South Texas Ambrosia (Ambrosia cheiranthifolia)

Photograph of the South Texas Ambrosia


Other Names
South Texas Ragweed, Rio Grande Ragweed
Texas Status
U.S. Status
Endangered, Listed 8/24/1994
A member of the aster family, South Texas ambrosia is an erect, silvery to grayish-green, perennial, herbaceous plant, 4 to 12 inches in height. Its simple leaves, about 3 inches long and 1.5 inches wide, are usually opposite on the lower portion of the plant and alternate above. Male and female flowers are separate but occur on the same plant. Male flowers are in heads arranged along a terminal, elongated stem. Flower stalks contain 10-20 small, yellowish, bud-like flowers, about 1/4 inch across and shaped like hanging bowls.
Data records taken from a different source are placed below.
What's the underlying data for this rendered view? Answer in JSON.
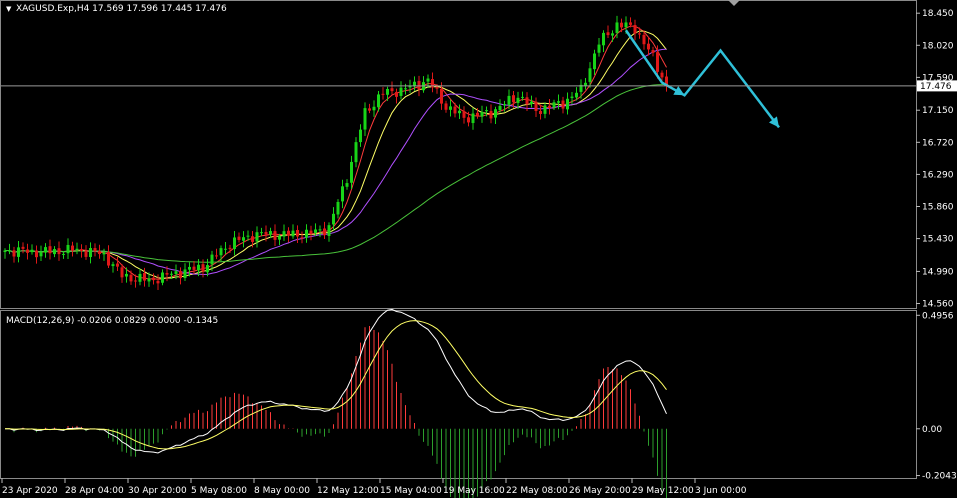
{
  "chart_data": [
    {
      "type": "candlestick",
      "header": "XAGUSD.Exp,H4  17.569 17.596 17.445 17.476",
      "current_price_label": "17.476",
      "ylim": [
        14.5,
        18.6
      ],
      "y_ticks": [
        {
          "value": 18.45,
          "label": "18.450"
        },
        {
          "value": 18.02,
          "label": "18.020"
        },
        {
          "value": 17.59,
          "label": "17.590"
        },
        {
          "value": 17.15,
          "label": "17.150"
        },
        {
          "value": 16.72,
          "label": "16.720"
        },
        {
          "value": 16.29,
          "label": "16.290"
        },
        {
          "value": 15.86,
          "label": "15.860"
        },
        {
          "value": 15.43,
          "label": "15.430"
        },
        {
          "value": 14.99,
          "label": "14.990"
        },
        {
          "value": 14.56,
          "label": "14.560"
        }
      ],
      "x_ticks": [
        "23 Apr 2020",
        "28 Apr 04:00",
        "30 Apr 20:00",
        "5 May 08:00",
        "8 May 00:00",
        "12 May 12:00",
        "15 May 04:00",
        "19 May 16:00",
        "22 May 08:00",
        "26 May 20:00",
        "29 May 12:00",
        "3 Jun 00:00"
      ],
      "anchors": [
        [
          0,
          15.27
        ],
        [
          8,
          15.25
        ],
        [
          16,
          15.28
        ],
        [
          22,
          15.22
        ],
        [
          26,
          14.93
        ],
        [
          32,
          14.87
        ],
        [
          38,
          14.97
        ],
        [
          44,
          15.05
        ],
        [
          50,
          15.37
        ],
        [
          56,
          15.49
        ],
        [
          62,
          15.48
        ],
        [
          68,
          15.5
        ],
        [
          72,
          15.58
        ],
        [
          76,
          16.25
        ],
        [
          80,
          17.12
        ],
        [
          84,
          17.38
        ],
        [
          88,
          17.42
        ],
        [
          94,
          17.55
        ],
        [
          98,
          17.2
        ],
        [
          102,
          17.05
        ],
        [
          108,
          17.12
        ],
        [
          114,
          17.35
        ],
        [
          118,
          17.15
        ],
        [
          124,
          17.25
        ],
        [
          128,
          17.42
        ],
        [
          132,
          18.05
        ],
        [
          136,
          18.3
        ],
        [
          140,
          18.25
        ],
        [
          144,
          17.85
        ],
        [
          147,
          17.48
        ]
      ],
      "ma_periods": [
        5,
        10,
        20,
        60
      ],
      "ma_colors": [
        "#ff3b3b",
        "#ffff66",
        "#b050ff",
        "#49c23a"
      ],
      "up_color": "#18d418",
      "down_color": "#e01818",
      "forecast_arrow": {
        "color": "#2fc0d8",
        "points": [
          [
            138,
            18.22
          ],
          [
            146,
            17.52
          ],
          [
            151,
            17.35
          ],
          [
            159,
            17.95
          ],
          [
            172,
            16.92
          ]
        ]
      }
    },
    {
      "type": "macd",
      "header": "MACD(12,26,9) -0.0206 0.0829 0.0000 -0.1345",
      "ylim": [
        -0.215,
        0.51
      ],
      "y_ticks": [
        {
          "value": 0.4956,
          "label": "0.4956"
        },
        {
          "value": 0.0,
          "label": "0.00"
        },
        {
          "value": -0.2043,
          "label": "-0.2043"
        }
      ],
      "macd_color": "#ffffff",
      "signal_color": "#ffff66",
      "hist_pos_color": "#ff3b3b",
      "hist_neg_color": "#2c9e2c"
    }
  ]
}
Female flowers are in small clusters at the leaf bases below the male flowering stalks.
Life History
South Texas ambrosia blooms in late summer and fall, but its flowers are not showy and may be missed by the casual observer. It spreads through rhizomes (underground stems), and a single individual plant may be represented by hundreds of stems forming close-spaced colonies. It may occur in association with slender rush-pea, which is also federally-listed as endangered.

Associated native grasses found at the existing sites include Texas grama, buffalograss, Texas wintergrass, and tobosa. Native woody species found scattered throughout the existing sites include mesquite, huisache, huisachillo, brasil, granjeno, and lotebush. While south Texas ambrosia does not appear to survive continual plowing, sporadic disturbance may enhance its growth and spread. Studies are currently addressing the effect of mowing on the species.
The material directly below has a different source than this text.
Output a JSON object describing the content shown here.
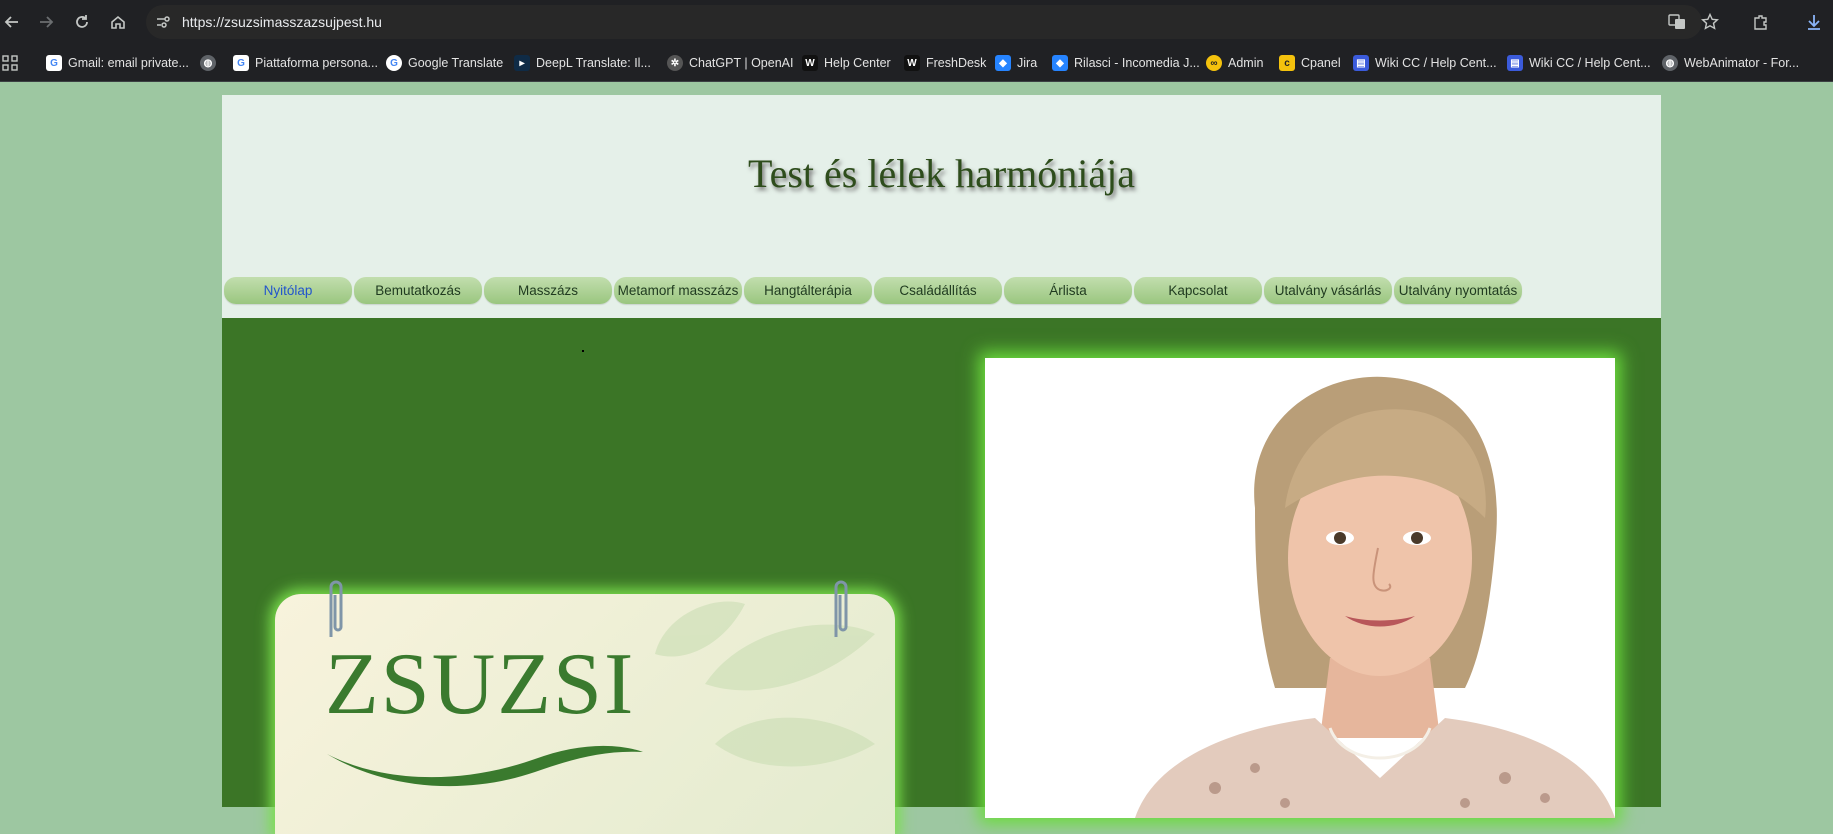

Loss of habitat has led to the decline of this species. Conversion of habitat to agricultural fields and urban areas has limited the amount of habitat available for colonization. In addition, introduced species such as buffelgrass and King Ranch bluestem compete with this and other natives of the coastal prairie. Invasion of grasslands by shrub and tree species also contributes to loss of available habitat, although the species does occur among scattered woody plants. Disturbance associated with activities occurring along road right-of-ways where the species is found may also be detrimental.
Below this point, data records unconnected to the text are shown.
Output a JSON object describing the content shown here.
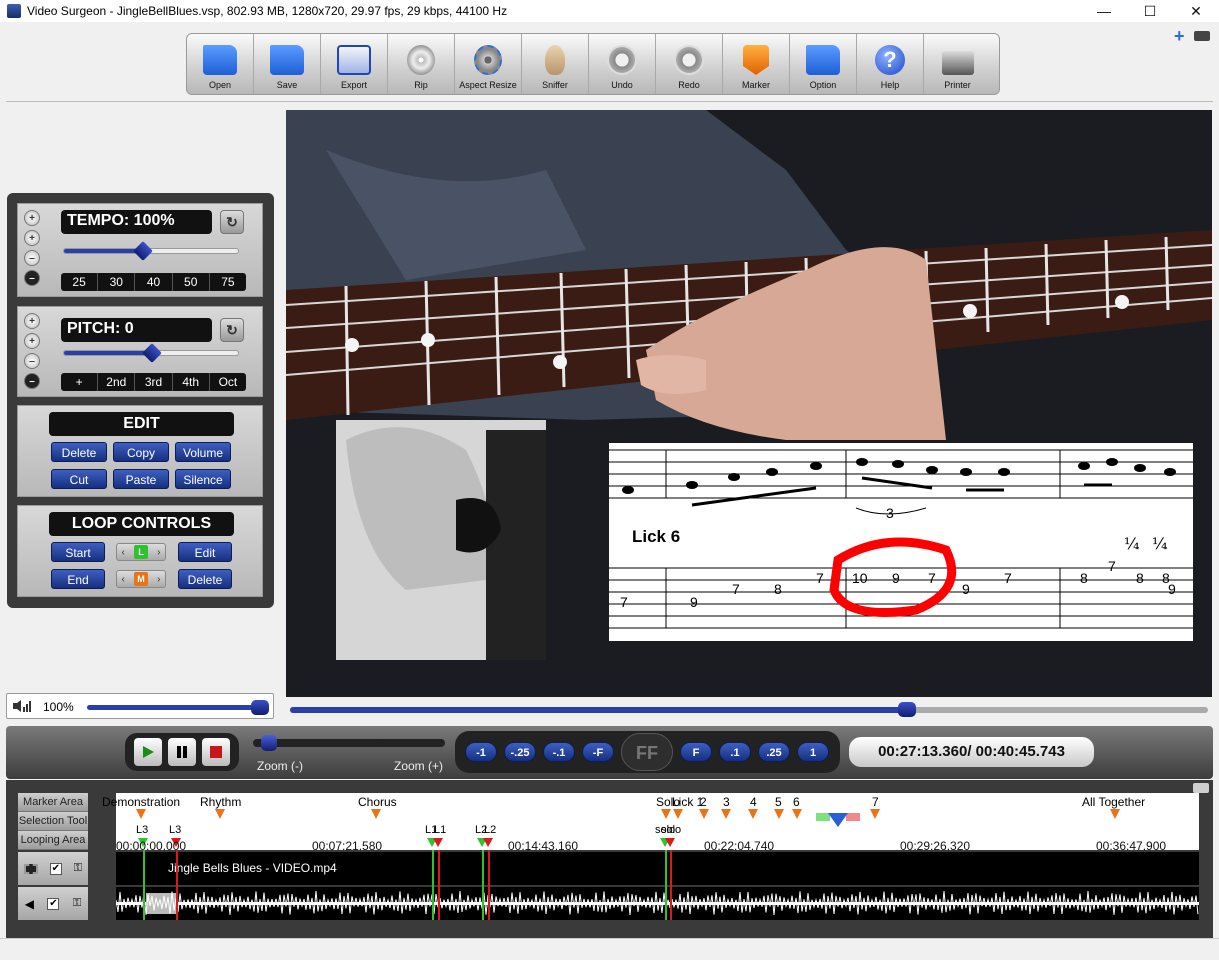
{
  "window": {
    "title": "Video Surgeon - JingleBellBlues.vsp, 802.93 MB, 1280x720, 29.97 fps, 29 kbps, 44100 Hz",
    "minimize": "—",
    "maximize": "☐",
    "close": "✕"
  },
  "toolbar": {
    "open": "Open",
    "save": "Save",
    "export": "Export",
    "rip": "Rip",
    "aspect": "Aspect Resize",
    "sniffer": "Sniffer",
    "undo": "Undo",
    "redo": "Redo",
    "marker": "Marker",
    "option": "Option",
    "help": "Help",
    "printer": "Printer"
  },
  "tempo": {
    "readout": "TEMPO: 100%",
    "level": 0.45,
    "presets": [
      "25",
      "30",
      "40",
      "50",
      "75"
    ]
  },
  "pitch": {
    "readout": "PITCH: 0",
    "level": 0.5,
    "presets": [
      "+",
      "2nd",
      "3rd",
      "4th",
      "Oct"
    ]
  },
  "edit": {
    "title": "EDIT",
    "delete": "Delete",
    "copy": "Copy",
    "volume": "Volume",
    "cut": "Cut",
    "paste": "Paste",
    "silence": "Silence"
  },
  "loop": {
    "title": "LOOP CONTROLS",
    "start": "Start",
    "edit": "Edit",
    "end": "End",
    "delete": "Delete",
    "tag_l": "L",
    "tag_m": "M"
  },
  "volume": {
    "label": "100%",
    "level": 1.0
  },
  "seek": {
    "level": 0.67
  },
  "transport": {
    "zoom_out": "Zoom (-)",
    "zoom_in": "Zoom (+)",
    "steps": [
      "-1",
      "-.25",
      "-.1",
      "-F",
      "F",
      ".1",
      ".25",
      "1"
    ],
    "ff": "FF",
    "timecode": "00:27:13.360/ 00:40:45.743"
  },
  "video": {
    "lick_label": "Lick 6",
    "quarter": "¼",
    "triplet": "3",
    "tab_numbers": [
      "7",
      "9",
      "7",
      "8",
      "7",
      "10",
      "9",
      "7",
      "9",
      "7",
      "8",
      "7",
      "8",
      "8",
      "9"
    ]
  },
  "timeline": {
    "labels": [
      "Marker Area",
      "Selection Tool",
      "Looping Area"
    ],
    "markers": [
      "Demonstration",
      "Rhythm",
      "Chorus",
      "Solo",
      "Lick 1",
      "2",
      "3",
      "4",
      "5",
      "6",
      "7",
      "All Together"
    ],
    "loops": [
      "L3",
      "L3",
      "L1",
      "L1",
      "L2",
      "L2",
      "solo",
      "solo"
    ],
    "timecodes": [
      "00:00:00.000",
      "00:07:21.580",
      "00:14:43.160",
      "00:22:04.740",
      "00:29:26.320",
      "00:36:47.900"
    ],
    "video_track": "Jingle Bells Blues - VIDEO.mp4",
    "check": "✔"
  },
  "colors": {
    "accent_blue": "#2a3fa8",
    "marker_orange": "#e8741a",
    "loop_green": "#2ec22e",
    "loop_red": "#d81a1a",
    "circle_red": "#ff0000"
  }
}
South Texas ambrosia occurs in open grasslands or savannas on soils varying from clay loams to sandy loams.
Historically, South Texas ambrosia was known from Cameron, Jim Wells, Kleberg, and Nueces counties in South Texas, and the state of Tamaulipas in Mexico. Today, the species occurs at six locations in Nueces and Kleberg counties. The current status of any populations in Mexico is unknown.
South Texas ambrosia was listed as endangered by the U.S. Fish and Wildlife Service in August 1994. Landowners and managers can help conservation efforts by learning to recognize this plant and managing the sites to maintain diverse native rangeland plant communities. Mechanical brush management and herbicide use should be carefully planned to avoid damaging impacts to colonies of south Texas ambrosia.